MATJ5113 MA1: Introduction to Harmonic Measure (JSS32) (2 cr)
Description
Harmonic measure is an essential tool for the solution of the Dirichlet problem for Laplace equation, as well as for the study of many problems in complex analysis. The objective of the course is to study the properties of harmonic measure.
The main topics are the following:
- Harmonic functions
- The Dirichlet problem for the Laplace equation
- Harmonic measure
- The Green function
- Behavior of harmonic measure under conformal maps in the complex plane
- The Riesz brother's theorem for Jordan domains
- Dahlberg's theorem for harmonic measure in Lipschitz domains
- Hausdorff measures and the dimension of a measure
- Survey of advanced results:
- The theorems of Jones-Wolff, Wolff, and Bourgain about the dimension of harmonic measure
- Harmonic measure and rectifiability
- L^p solvability of the Dirichlet problem
Learning outcomes
The study of the metric and geometric properties of harmonic measure is a topic of fundamental importance in analysis, which combines techniques from complex analysis, geometric analysis, and PDE’s.
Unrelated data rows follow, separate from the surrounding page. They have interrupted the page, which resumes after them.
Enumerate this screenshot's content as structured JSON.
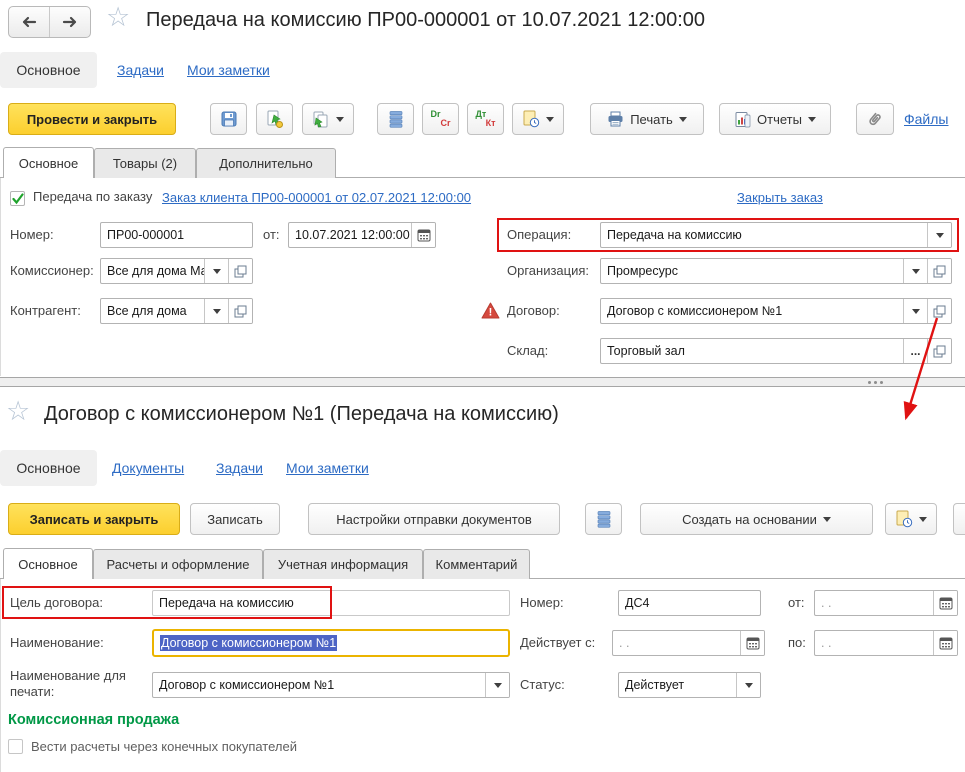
{
  "colors": {
    "accent_yellow": "#FFD24A",
    "annotation_red": "#E01212",
    "link_blue": "#2D6BC4",
    "selection_blue": "#4D64C5",
    "section_green": "#009846"
  },
  "icons": {
    "drcr_top": "Dr",
    "drcr_bottom": "Cr",
    "dtkt_top": "Дт",
    "dtkt_bottom": "Кт"
  },
  "win1": {
    "title": "Передача на комиссию ПР00-000001 от 10.07.2021 12:00:00",
    "nav": {
      "active": "Основное",
      "links": [
        "Задачи",
        "Мои заметки"
      ]
    },
    "toolbar": {
      "post_and_close": "Провести и закрыть",
      "print": "Печать",
      "reports": "Отчеты",
      "files": "Файлы"
    },
    "tabs": [
      "Основное",
      "Товары (2)",
      "Дополнительно"
    ],
    "order_row": {
      "checkbox": "Передача по заказу",
      "order_link": "Заказ клиента ПР00-000001 от 02.07.2021 12:00:00",
      "close_link": "Закрыть заказ"
    },
    "fields": {
      "number": {
        "label": "Номер:",
        "value": "ПР00-000001"
      },
      "date": {
        "label": "от:",
        "value": "10.07.2021 12:00:00"
      },
      "operation": {
        "label": "Операция:",
        "value": "Передача на комиссию"
      },
      "commissioner": {
        "label": "Комиссионер:",
        "value": "Все для дома Магазин"
      },
      "organization": {
        "label": "Организация:",
        "value": "Промресурс"
      },
      "counterparty": {
        "label": "Контрагент:",
        "value": "Все для дома"
      },
      "contract": {
        "label": "Договор:",
        "value": "Договор с комиссионером №1"
      },
      "warehouse": {
        "label": "Склад:",
        "value": "Торговый зал",
        "more": "..."
      }
    }
  },
  "win2": {
    "title": "Договор с комиссионером №1  (Передача на комиссию)",
    "nav": {
      "active": "Основное",
      "links": [
        "Документы",
        "Задачи",
        "Мои заметки"
      ]
    },
    "toolbar": {
      "save_and_close": "Записать и закрыть",
      "save": "Записать",
      "send_settings": "Настройки отправки документов",
      "create_based_on": "Создать на основании"
    },
    "tabs": [
      "Основное",
      "Расчеты и оформление",
      "Учетная информация",
      "Комментарий"
    ],
    "fields": {
      "purpose": {
        "label": "Цель договора:",
        "value": "Передача на комиссию"
      },
      "number": {
        "label": "Номер:",
        "value": "ДС4"
      },
      "date_from": {
        "label": "от:",
        "placeholder": " .  ."
      },
      "name": {
        "label": "Наименование:",
        "value": "Договор с комиссионером №1"
      },
      "valid_from": {
        "label": "Действует с:",
        "placeholder": " .  ."
      },
      "valid_to": {
        "label": "по:",
        "placeholder": " .  ."
      },
      "print_name": {
        "label": "Наименование для печати:",
        "value": "Договор с комиссионером №1"
      },
      "status": {
        "label": "Статус:",
        "value": "Действует"
      }
    },
    "section": {
      "heading": "Комиссионная продажа",
      "checkbox": "Вести расчеты через конечных покупателей"
    }
  }
}
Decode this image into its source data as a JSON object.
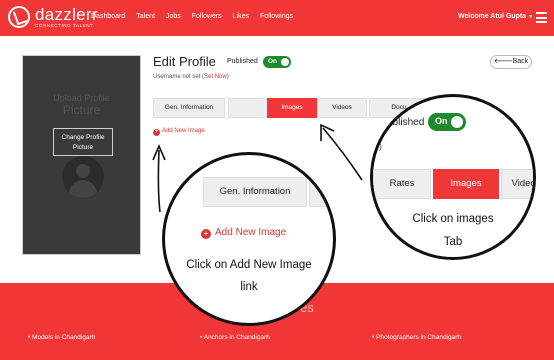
{
  "nav": {
    "brand": "dazzlerr",
    "tagline": "CONNECTING TALENT",
    "links": [
      "Dashboard",
      "Talent",
      "Jobs",
      "Followers",
      "Likes",
      "Followings"
    ],
    "welcome": "Welcome Atul Gupta"
  },
  "profile_picture": {
    "upload_line1": "Upload Profile",
    "upload_line2": "Picture",
    "change_button": "Change Profile Picture"
  },
  "edit": {
    "title": "Edit Profile",
    "published_label": "Published",
    "toggle_label": "On",
    "username_note": "Username not set (",
    "set_now": "Set Now",
    "username_close": ")",
    "back_label": "Back",
    "tabs": [
      "Gen. Information",
      "Rates",
      "Images",
      "Videos",
      "Docu",
      ""
    ],
    "add_image": "Add New Image"
  },
  "footer": {
    "title": "es",
    "links": [
      "Models in Chandigarh",
      "Anchors in Chandigarh",
      "Photographers in Chandigarh"
    ]
  },
  "callout_left": {
    "tab": "Gen. Information",
    "add_image": "Add New Image",
    "caption_line1": "Click  on Add New Image",
    "caption_line2": "link"
  },
  "callout_right": {
    "published_fragment": "ublished",
    "toggle_label": "On",
    "paren": ")",
    "tabs": [
      "Rates",
      "Images",
      "Videos"
    ],
    "caption_line1": "Click  on images",
    "caption_line2": "Tab"
  },
  "colors": {
    "brand_red": "#f03636",
    "toggle_green": "#1e8a2c"
  }
}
This course will be introductory in this field.
Description of prerequisites
Basic functional analysis and measure theory. Familiarity with elliptic PDE's will be also useful but not necessary to follow the course.
Completion methods
Method 1
Participation in teaching (2 cr)
Lectures and exercises. During the exercise sessions, participants discuss homework problems and course contents with the lecturer and course assistants. Room MaD302 is reserved Mon-Fri at 4-5 pm for participants who would like to work on the exercises.